"I farisei" di Karl Schmidt-Rottluff, olio su tela, 1912. New York, Museum of Modern Art (MoMA).
"Se uno dichiara
al padre
o alla madre:
«È korbàn!»,
cioè offerta
a Dio, non
gli consentite
di fare più nulla
per il padre
o la madre."
(Marco 7,11-12)
Questa frase enigmatica è inserita all’interno
di una polemica che Gesù sta intessendo
con alcuni farisei e scribi, venuti
da Gerusalemme in Galilea per verificare
e censurare l’insegnamento e il comportamento
del rabbi di Nazaret. Le critiche non mancano:
ad esempio, i discepoli di Gesù non osservano
le norme della purità rituale sancita dalla
tradizione giudaica. Cristo reagisce accusando
di ipocrisia i suoi contestatori attraverso
un caso concreto, quello appunto del korbàn,
termine aramaico che indica l’“offerta”
sacra destinata da un fedele al tempio.
Il procedimento era semplice: quando un
ebreo dichiarava formalmente che una somma
di denaro o un altro bene era korbàn, cioè
consacrato per il tempio, quella cifra o quella
realtà non era più disponibile per altre finalità,
secondo quanto affermava una prescrizione
della tradizione giudaica presente nella
Mishnah.
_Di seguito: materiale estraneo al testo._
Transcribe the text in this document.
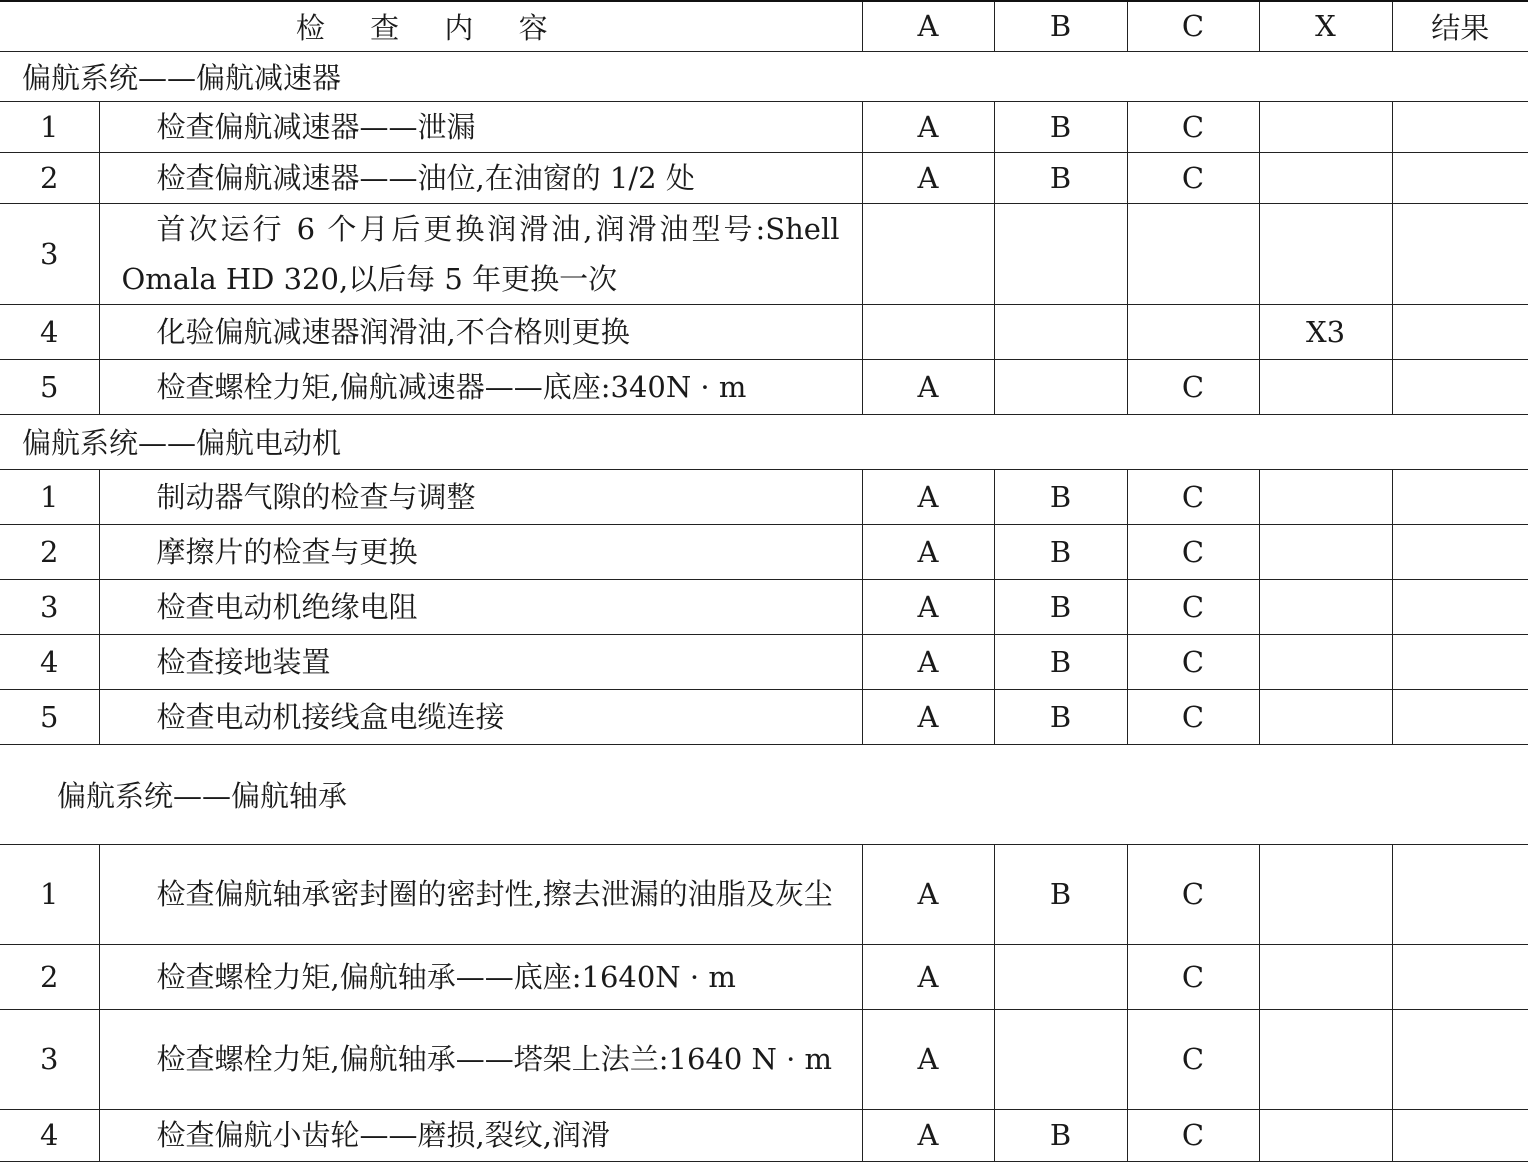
检 查 内 容		A	B	C	X	结果
偏航系统——偏航减速器						
1	检查偏航减速器——泄漏	A	B	C		
2	检查偏航减速器——油位,在油窗的 1/2 处	A	B	C		
3	首次运行 6 个月后更换润滑油,润滑油型号:Shell Omala HD 320,以后每 5 年更换一次					
4	化验偏航减速器润滑油,不合格则更换				X3	
5	检查螺栓力矩,偏航减速器——底座:340N · m	A		C		
偏航系统——偏航电动机						
1	制动器气隙的检查与调整	A	B	C		
2	摩擦片的检查与更换	A	B	C		
3	检查电动机绝缘电阻	A	B	C		
4	检查接地装置	A	B	C		
5	检查电动机接线盒电缆连接	A	B	C		
偏航系统——偏航轴承						
1	检查偏航轴承密封圈的密封性,擦去泄漏的油脂及灰尘	A	B	C		
2	检查螺栓力矩,偏航轴承——底座:1640N · m	A		C		
3	检查螺栓力矩,偏航轴承——塔架上法兰:1640 N · m	A		C		
4	检查偏航小齿轮——磨损,裂纹,润滑	A	B	C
Essa era una raccolta di norme e indicazioni
che regolavano la prassi dei fedeli
ebrei, prima trasmesse oralmente e poi codificate
in un testo dal rabbi Jehuda ha-Nasî che
aveva organizzato nel III secolo d.C. il materiale
in 6 “ordini” (seder) e 63 trattati.
Gesù presenta una scandalosa applicazione
di questa norma specifica. Se un ebreo
vuole sottrarsi all’obbligo del mantenimento
dei genitori anziani, può decidere di assumere
una certa somma o un bene prezioso e dichiararlo
korbàn per il tempio, così che non
ne potrà più disporre per i suoi genitori e sarà
libero dall’obbligo filiale. Ovviamente
l’impegno a cui si sottraeva era maggiore, perciò
ne risultava un vantaggio. Anzi, non di rado
questo voto restava solo formale e, quindi,
fittizio e non comportava una reale donazione,
ma era soltanto un mezzo estrinseco
per evadere quell’obbligo morale.
I maestri, scribi e dottori della Legge, erano
consapevoli dell’immoralità di un simile
comportamento, ma consideravano lo stesso
valida la prassi. Gesù, invece, ne denuncia la
perversione religiosa ed etica. Egli, infatti, risale
al cuore della Bibbia, lacerando il velo
ipocrita della casistica e proclama il primato
del Comandamento del Decalogo: «Onora
tuo padre e tua madre» (Esodo 20,12), laddove
quell’“onorare” comportava un impegno
operoso di rispetto, di tutela e di sostegno
della vita familiare (si legga sul tema l’intenso
paragrafo di Siracide 3,1-16).
La conclusione che Cristo appone alla sua
polemica è di indole generale e rivela un atteggiamento
fondamentale della vera religiosità:
«Voi in questo modo annullate la parola di
Dio con la tradizione che avete tramandato
voi» (7,13). Sulla parola divina viene imposta
una norma umana, a un comandamento morale
si sostituisce un precetto legale, alla limpidità
della spiritualità biblica subentra la meschinità
dell’interesse privato, anche se ammantato
di autorizzazioni ufficiali.
Ritorna anche in questo evento della vita di
Gesù l’afflato della fede profetica che impediva
al legalismo e al ritualismo di soffocare
l’anima profonda della religione biblica.
L’interiorità della coscienza e l’impegno di giustizia
e carità debbono sempre avere il primato
sui regolamenti e sui codici sacrali e sociali.